Training#
TaskRunner is the beginner-facing training interface. Trainer is the lower-level entry point when you need more control.
For v0.1.3+, Trainer is also the supported surface for:
custom wrapped PyTorch models through
scdlkit.adaptersexperimental frozen foundation-model inference through
scdlkit.foundation
Key training features#
device auto-detection
optional mixed precision on CUDA
early stopping
best-checkpoint restoration
reproducibility through seeding
One CPU/GPU path#
Use the same code on both CPU and GPU:
runner = TaskRunner(
model="vae",
task="representation",
device="auto",
epochs=20,
batch_size=128,
)
If CUDA is available, training will use it. If not, the same notebook continues on CPU.
For single-cell VAE tutorials, it is often worth reducing kl_weight from the
vanilla setting so the latent space does not over-regularize.
The public notebooks now use a two-profile strategy:
quickstart: shorter CPU-friendly runs that are still expected to produce sensible latent structurefull: longer runs with the same code path when you want stronger qualitative separation before interpreting the latent space
Reconstructed expression#
For reconstruction-capable models, the beginner-facing public path is now explicit:
reconstructed = runner.reconstruct(adata)
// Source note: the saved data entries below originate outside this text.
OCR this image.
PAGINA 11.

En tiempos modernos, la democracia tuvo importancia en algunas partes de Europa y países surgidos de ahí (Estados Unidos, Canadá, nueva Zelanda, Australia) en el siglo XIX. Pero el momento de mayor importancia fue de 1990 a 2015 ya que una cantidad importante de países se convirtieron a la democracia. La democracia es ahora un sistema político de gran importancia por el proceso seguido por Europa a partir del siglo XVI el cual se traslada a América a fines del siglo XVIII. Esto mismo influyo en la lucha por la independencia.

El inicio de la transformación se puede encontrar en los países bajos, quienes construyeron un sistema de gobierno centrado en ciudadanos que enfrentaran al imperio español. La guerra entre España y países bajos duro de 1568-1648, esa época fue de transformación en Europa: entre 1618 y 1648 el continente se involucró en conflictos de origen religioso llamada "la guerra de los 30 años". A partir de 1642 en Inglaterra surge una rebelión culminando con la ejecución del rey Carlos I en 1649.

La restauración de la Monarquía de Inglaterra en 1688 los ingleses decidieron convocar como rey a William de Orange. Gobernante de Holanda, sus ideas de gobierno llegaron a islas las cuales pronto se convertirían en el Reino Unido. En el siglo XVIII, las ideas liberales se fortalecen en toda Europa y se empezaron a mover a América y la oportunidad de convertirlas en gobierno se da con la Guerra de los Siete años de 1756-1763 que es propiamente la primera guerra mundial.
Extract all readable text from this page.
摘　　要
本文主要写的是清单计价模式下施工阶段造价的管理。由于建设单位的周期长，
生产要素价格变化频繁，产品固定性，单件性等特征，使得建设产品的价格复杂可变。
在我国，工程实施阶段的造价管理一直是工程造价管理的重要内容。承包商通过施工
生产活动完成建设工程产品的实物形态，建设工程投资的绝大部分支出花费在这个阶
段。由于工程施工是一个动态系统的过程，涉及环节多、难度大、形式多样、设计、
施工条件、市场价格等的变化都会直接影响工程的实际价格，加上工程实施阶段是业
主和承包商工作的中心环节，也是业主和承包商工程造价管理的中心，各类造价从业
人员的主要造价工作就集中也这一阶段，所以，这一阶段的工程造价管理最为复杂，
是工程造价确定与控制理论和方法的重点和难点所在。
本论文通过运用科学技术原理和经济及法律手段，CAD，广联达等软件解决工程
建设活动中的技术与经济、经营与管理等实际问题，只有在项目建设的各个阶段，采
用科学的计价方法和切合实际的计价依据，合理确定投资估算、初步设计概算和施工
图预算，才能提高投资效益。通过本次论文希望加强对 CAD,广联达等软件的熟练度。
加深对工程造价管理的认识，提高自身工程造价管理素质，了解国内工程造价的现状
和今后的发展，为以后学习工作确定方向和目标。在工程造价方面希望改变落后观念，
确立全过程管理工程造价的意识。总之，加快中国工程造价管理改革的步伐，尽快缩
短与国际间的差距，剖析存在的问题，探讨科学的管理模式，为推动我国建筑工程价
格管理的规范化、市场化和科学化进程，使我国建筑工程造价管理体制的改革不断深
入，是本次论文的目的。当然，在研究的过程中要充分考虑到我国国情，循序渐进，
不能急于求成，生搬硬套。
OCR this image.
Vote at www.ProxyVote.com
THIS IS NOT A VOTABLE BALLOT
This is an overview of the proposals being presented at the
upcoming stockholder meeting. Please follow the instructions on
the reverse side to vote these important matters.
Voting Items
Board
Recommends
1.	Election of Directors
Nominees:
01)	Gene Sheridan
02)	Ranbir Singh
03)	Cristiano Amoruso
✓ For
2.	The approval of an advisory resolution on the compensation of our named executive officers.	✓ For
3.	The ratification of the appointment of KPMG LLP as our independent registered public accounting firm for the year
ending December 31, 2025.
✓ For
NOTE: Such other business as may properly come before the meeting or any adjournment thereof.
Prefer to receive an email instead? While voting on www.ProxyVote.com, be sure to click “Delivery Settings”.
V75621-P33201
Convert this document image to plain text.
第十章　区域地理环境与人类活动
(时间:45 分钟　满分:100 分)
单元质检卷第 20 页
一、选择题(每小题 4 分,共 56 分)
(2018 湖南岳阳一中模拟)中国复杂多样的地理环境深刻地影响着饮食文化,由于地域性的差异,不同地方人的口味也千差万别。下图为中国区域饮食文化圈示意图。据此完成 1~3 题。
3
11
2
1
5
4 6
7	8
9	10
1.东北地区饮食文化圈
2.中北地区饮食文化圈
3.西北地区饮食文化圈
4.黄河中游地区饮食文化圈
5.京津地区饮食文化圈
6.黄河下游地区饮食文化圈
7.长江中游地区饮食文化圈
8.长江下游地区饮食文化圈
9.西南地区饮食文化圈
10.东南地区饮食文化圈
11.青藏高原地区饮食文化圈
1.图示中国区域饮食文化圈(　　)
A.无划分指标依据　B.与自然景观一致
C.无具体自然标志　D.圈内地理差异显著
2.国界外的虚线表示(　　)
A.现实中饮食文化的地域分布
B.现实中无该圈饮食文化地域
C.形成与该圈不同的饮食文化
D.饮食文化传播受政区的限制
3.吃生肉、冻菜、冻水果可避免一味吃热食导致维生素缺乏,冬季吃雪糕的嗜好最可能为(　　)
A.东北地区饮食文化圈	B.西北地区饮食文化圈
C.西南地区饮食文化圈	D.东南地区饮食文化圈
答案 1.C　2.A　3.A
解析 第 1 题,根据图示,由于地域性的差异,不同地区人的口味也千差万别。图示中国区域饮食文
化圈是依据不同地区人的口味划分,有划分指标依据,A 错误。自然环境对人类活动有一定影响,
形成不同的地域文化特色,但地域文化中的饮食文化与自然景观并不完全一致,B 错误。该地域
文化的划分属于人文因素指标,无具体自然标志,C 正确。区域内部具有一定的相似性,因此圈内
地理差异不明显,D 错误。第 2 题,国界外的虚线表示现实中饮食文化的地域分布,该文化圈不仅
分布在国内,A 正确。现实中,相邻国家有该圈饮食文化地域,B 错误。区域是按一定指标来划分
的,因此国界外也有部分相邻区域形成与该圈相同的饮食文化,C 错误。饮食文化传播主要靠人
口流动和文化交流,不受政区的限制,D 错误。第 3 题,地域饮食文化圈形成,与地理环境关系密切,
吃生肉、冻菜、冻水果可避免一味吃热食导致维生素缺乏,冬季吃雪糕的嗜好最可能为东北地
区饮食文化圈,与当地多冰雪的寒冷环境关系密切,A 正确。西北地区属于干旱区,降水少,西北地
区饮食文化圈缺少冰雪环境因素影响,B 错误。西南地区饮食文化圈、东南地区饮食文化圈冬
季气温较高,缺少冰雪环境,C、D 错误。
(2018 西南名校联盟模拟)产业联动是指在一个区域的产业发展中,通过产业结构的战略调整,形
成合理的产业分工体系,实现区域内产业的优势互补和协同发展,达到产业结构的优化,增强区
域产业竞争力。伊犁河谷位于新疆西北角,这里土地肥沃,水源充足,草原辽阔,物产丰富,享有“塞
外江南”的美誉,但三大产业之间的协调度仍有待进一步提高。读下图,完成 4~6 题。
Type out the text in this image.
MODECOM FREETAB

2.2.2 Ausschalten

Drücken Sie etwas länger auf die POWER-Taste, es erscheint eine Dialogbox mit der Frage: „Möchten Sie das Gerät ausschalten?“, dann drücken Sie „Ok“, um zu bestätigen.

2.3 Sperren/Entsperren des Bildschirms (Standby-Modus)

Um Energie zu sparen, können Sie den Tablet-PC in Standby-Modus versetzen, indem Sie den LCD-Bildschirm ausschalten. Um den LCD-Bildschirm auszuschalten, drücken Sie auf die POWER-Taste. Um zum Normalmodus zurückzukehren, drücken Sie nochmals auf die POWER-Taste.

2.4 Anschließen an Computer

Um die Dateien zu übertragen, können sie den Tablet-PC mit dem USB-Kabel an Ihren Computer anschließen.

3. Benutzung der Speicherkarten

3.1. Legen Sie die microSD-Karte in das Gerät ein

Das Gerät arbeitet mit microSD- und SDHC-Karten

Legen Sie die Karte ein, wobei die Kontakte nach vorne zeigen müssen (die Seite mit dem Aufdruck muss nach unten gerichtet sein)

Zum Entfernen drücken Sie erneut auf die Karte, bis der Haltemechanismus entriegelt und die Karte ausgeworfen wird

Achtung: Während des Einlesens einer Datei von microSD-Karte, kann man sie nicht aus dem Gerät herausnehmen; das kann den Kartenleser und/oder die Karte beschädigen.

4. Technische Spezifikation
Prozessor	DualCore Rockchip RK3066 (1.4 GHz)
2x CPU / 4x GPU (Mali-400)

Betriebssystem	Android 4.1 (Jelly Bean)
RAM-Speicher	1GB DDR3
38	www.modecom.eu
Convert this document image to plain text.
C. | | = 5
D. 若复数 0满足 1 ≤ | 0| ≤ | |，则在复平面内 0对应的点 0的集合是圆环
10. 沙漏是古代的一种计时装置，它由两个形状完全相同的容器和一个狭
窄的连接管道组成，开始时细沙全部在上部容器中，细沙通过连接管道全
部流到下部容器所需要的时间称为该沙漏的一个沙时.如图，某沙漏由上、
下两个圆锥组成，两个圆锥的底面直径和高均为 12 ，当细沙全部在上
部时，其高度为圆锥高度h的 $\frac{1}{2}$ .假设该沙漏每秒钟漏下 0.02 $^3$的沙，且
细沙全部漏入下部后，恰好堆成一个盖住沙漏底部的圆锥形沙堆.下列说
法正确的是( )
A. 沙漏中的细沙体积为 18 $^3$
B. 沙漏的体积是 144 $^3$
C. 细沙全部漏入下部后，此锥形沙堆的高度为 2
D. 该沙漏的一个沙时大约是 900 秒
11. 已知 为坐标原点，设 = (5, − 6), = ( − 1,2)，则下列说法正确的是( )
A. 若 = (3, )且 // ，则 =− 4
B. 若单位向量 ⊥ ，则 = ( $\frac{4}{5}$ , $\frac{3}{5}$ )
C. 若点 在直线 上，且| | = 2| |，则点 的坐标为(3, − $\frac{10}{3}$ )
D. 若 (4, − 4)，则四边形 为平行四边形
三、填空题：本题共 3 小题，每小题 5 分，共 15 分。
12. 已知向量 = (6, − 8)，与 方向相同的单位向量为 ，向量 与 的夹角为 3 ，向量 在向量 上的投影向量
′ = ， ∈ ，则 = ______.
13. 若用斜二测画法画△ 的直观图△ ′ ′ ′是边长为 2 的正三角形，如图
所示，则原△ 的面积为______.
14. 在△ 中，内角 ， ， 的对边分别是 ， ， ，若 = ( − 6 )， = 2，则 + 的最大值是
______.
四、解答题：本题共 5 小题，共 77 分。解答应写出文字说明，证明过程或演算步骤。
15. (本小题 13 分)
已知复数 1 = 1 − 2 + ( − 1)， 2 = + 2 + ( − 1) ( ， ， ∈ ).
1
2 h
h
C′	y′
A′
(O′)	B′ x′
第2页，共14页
Use that when you want predicted or reconstructed gene-expression values from
autoencoder, vae, denoising_autoencoder, or transformer_ae.
The dedicated reconstruction tutorial goes deeper on how to inspect that output without overselling it biologically.
Lower-level training#
from scdlkit import Trainer, create_model, prepare_data
prepared = prepare_data(adata, label_key="louvain")
model = create_model("vae", input_dim=prepared.input_dim, latent_dim=32)
trainer = Trainer(model=model, task="representation", device="auto", epochs=20)
trainer.fit(prepared.train, prepared.val)
Custom PyTorch modules#
If you want to prototype your own nn.Module, wrap it through scdlkit.adapters and keep using the same Trainer workflow.
from scdlkit import Trainer, prepare_data
from scdlkit.adapters import wrap_reconstruction_module
prepared = prepare_data(adata, label_key="louvain")
wrapped = wrap_reconstruction_module(
module=my_autoencoder,
input_dim=prepared.input_dim,
supported_tasks=("representation", "reconstruction"),
)
trainer = Trainer(model=wrapped, task="representation", device="auto", epochs=10)
trainer.fit(prepared.train, prepared.val)
This first adapter release supports modules that ultimately consume only x from the batch.
Experimental foundation-model inference#
Frozen scGPT embeddings use the same Trainer object, but only through predict_dataset(...).
from scdlkit import Trainer
from scdlkit.foundation import load_scgpt_model, prepare_scgpt_data
prepared = prepare_scgpt_data(adata, checkpoint="whole-human", label_key="louvain")
model = load_scgpt_model("whole-human", device="auto")
trainer = Trainer(model=model, task="representation", batch_size=prepared.batch_size)
predictions = trainer.predict_dataset(prepared.dataset)
This experimental path is inference-only. Calling Trainer.fit(...) on the frozen scGPT wrapper is expected to raise a clear error.